Upon his return from the US, five years later, he began working at the School of Advanced Studies in Social Sciences (EHESS), where he specialized in racism and, above all, racial discrimination in France and America. He was one of the first in France to deal with racism linked to colonialism. He was one of the first in France to deal with racism linked to colonialism and is a specialist in Black Studies, which investigates the history and culture of the African diaspora. A vital journey that has led Ndiaye, author of the celebrated essay The Black Condition, to have been branded by different political representatives of the French extreme right as “indigenist” or an “anti-white radical” and “anti-police”.
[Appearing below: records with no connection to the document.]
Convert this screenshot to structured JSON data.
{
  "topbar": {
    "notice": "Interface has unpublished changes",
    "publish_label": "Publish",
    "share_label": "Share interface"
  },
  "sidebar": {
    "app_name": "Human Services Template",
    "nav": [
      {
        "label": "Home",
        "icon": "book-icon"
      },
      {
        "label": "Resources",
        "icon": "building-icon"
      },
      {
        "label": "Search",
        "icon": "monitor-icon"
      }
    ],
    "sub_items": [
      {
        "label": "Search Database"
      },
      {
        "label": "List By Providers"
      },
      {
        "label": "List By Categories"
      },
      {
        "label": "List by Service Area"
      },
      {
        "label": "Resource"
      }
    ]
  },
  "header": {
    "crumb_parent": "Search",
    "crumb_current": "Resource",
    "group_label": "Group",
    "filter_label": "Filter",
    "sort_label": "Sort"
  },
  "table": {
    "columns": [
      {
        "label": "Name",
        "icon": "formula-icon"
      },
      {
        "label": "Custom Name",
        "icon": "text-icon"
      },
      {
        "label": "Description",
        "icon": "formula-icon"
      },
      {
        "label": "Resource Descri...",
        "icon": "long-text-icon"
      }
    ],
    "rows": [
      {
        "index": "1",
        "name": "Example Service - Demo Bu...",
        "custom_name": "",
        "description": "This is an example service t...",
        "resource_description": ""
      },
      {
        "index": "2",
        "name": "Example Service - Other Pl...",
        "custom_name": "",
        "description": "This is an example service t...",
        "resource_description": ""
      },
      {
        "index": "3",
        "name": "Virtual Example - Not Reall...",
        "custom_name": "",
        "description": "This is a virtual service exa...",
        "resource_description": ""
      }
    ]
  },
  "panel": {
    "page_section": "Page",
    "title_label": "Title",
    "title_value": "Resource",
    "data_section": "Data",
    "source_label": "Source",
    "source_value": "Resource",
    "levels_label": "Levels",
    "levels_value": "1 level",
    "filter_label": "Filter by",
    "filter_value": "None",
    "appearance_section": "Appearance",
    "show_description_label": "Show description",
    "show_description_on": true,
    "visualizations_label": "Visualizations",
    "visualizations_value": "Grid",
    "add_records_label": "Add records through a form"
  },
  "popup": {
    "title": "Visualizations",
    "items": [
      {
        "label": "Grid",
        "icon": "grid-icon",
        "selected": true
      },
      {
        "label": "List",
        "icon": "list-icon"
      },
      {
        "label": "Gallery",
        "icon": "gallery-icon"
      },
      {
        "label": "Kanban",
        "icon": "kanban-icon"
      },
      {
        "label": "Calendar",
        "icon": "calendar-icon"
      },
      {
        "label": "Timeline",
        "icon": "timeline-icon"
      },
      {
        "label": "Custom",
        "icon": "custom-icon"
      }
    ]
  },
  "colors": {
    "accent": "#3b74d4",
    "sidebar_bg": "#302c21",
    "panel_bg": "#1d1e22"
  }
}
Its objective is to write the history of France without erasing from it the most painful aspects, linked to colonization and immigration. Because France is still, even if it is taboo to say so, a country where racism is the order of the day. According to the latest report from the National Consultative Commission on Human Rights, with data from 2020, 56% of descendants of immigrants from sub-Saharan African countries have felt discriminated against at school and 49.9% at work. . Ndiaye himself starred in an anecdote that explains, at a glance, that normalized racism in France. In a municipal library, they offered to enroll in a French improvement course. “Once, nothing happens, but if it happens a million times, it’s unbearable. Being French, still, is being white,” he said then.
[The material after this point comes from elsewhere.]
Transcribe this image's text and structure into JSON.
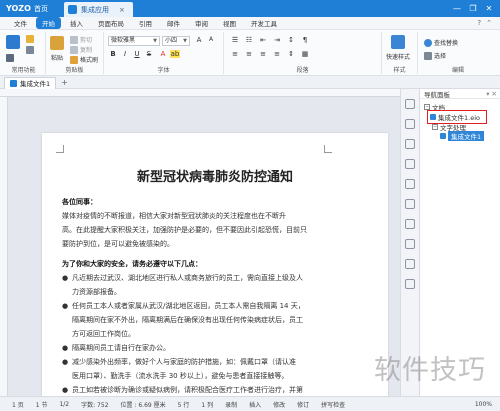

In 2019, he was appointed scientific advisor for the exhibition ‘The Black Model’ at the Musée d’Orsay, dedicated to the representation of black men and women in the History of Art. The Museum, which had to change the title of many works exhibited because they contained the word “black”, also restored dignity to some models that had been practically anonymous until then, such as the Haitian Jospeh, the protagonist of The Portrait of Joseph, by Géricault and who also posed for the painter in the famous painting The Raft of the Medusa. Following his collaboration with the Musée d’Orsay, in 2021 Ndiaye was appointed director of the National Museum of the History of Immigration, a kind of ‘ugly brother’ of the French museums, which was previously also called the Museum of the Colonies and the Museum of African Art. and oceanic. His arrival at the art gallery is a reunion with his history, with his past.

That Pap Ndiaye is Minister of Education is an act of justice or, at least, a symbol. The former socialist deputy Jean-Christophe Cambadélis wrote it days ago in Le Monde. “His nomination sends a signal to all men and women of migrant origin. A journey like his is possible, with a part of exemplary and sacrifice.”